I never thought I could write a thousand words a day and keep that regimen going for more than a week or few, but I've managed to do so with two of my novel-length manuscripts so far, and I hope to harness the power of that rhythm again in the near future. The upside: I can finish a draft in three or four months. The downside: I can really burn myself out.
Last weekend, I finished the first draft of Captain Quasar and the Confounding Space-Time Paradox (working title) at 80,000 words. I could tell I was on the home stretch when Saturday morning rolled around. By Sunday afternoon, I'd churned out the final 10,000 words and managed to wrap up the story while still leaving room for a potential sequel.

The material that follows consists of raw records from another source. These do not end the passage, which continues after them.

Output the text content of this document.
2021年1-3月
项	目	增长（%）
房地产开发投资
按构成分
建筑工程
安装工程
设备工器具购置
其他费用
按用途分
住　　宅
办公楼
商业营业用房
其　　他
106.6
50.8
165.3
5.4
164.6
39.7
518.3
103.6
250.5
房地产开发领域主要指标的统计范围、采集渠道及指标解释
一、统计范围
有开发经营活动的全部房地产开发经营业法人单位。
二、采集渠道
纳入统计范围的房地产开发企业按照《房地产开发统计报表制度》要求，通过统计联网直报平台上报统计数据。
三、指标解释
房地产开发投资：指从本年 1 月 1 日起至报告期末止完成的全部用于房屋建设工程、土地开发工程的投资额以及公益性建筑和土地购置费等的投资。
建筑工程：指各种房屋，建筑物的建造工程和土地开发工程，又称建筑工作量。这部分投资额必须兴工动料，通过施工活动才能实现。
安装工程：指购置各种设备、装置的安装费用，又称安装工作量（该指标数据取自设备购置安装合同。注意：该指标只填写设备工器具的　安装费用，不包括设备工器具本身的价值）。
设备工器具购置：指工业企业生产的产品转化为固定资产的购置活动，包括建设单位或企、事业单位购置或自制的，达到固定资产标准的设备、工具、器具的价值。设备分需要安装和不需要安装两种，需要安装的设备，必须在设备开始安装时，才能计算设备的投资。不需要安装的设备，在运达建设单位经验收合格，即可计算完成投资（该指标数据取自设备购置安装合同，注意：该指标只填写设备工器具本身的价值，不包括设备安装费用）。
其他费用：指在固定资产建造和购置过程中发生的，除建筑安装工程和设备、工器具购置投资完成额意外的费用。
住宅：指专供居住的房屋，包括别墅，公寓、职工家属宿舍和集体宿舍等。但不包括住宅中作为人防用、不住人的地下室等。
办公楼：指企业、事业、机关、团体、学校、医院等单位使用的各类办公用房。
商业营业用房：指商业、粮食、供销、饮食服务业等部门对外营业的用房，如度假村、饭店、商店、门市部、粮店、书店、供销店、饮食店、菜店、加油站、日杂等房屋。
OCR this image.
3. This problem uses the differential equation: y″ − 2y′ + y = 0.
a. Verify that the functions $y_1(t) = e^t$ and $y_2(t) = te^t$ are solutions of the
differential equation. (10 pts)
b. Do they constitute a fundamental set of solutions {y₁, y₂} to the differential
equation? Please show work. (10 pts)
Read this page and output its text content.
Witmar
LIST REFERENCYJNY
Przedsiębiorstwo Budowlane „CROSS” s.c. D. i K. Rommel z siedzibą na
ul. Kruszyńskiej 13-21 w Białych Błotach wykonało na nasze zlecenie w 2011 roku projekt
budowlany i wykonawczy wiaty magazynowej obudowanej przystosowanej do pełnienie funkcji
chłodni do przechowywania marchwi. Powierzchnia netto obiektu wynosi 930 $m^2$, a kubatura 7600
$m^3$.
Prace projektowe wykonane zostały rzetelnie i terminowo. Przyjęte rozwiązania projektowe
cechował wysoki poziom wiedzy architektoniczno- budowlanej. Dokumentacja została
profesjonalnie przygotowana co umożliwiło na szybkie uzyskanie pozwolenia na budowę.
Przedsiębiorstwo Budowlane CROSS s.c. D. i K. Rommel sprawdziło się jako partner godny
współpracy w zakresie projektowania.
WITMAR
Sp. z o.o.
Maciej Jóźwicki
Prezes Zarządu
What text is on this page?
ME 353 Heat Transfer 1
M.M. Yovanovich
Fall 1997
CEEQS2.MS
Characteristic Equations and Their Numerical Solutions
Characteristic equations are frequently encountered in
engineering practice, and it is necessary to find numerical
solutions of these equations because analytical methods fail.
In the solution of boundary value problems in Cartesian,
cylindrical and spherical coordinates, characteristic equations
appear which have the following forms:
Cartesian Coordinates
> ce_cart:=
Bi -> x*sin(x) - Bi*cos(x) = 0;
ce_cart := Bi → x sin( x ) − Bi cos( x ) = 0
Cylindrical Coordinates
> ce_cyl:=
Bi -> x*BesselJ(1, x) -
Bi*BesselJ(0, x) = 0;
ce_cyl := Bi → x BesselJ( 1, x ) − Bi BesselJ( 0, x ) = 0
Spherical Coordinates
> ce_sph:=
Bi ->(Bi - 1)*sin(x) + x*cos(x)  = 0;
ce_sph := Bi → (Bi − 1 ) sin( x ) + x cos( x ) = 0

But when I was done, I was done. I needed to take a break. Pleased with what I'd accomplished but knowing there would be plenty of revision work in the near future, I gave myself the freedom to take a much-needed mini-sabbatical. I didn't write anything new all week. It's not that I thought I deserved it or anything; I just knew I needed the space and time for my writing muscles to recover.
How about you? Do you rush right into revisions or allow the manuscript to simmer a while? How do you reward yourself for completing a project? I bought a copy of John Carter on DVD and watched it a couple times. Holy cow, that thing takes me back to my younger years with Prince Valiant and Flash Gordon. Too much fun.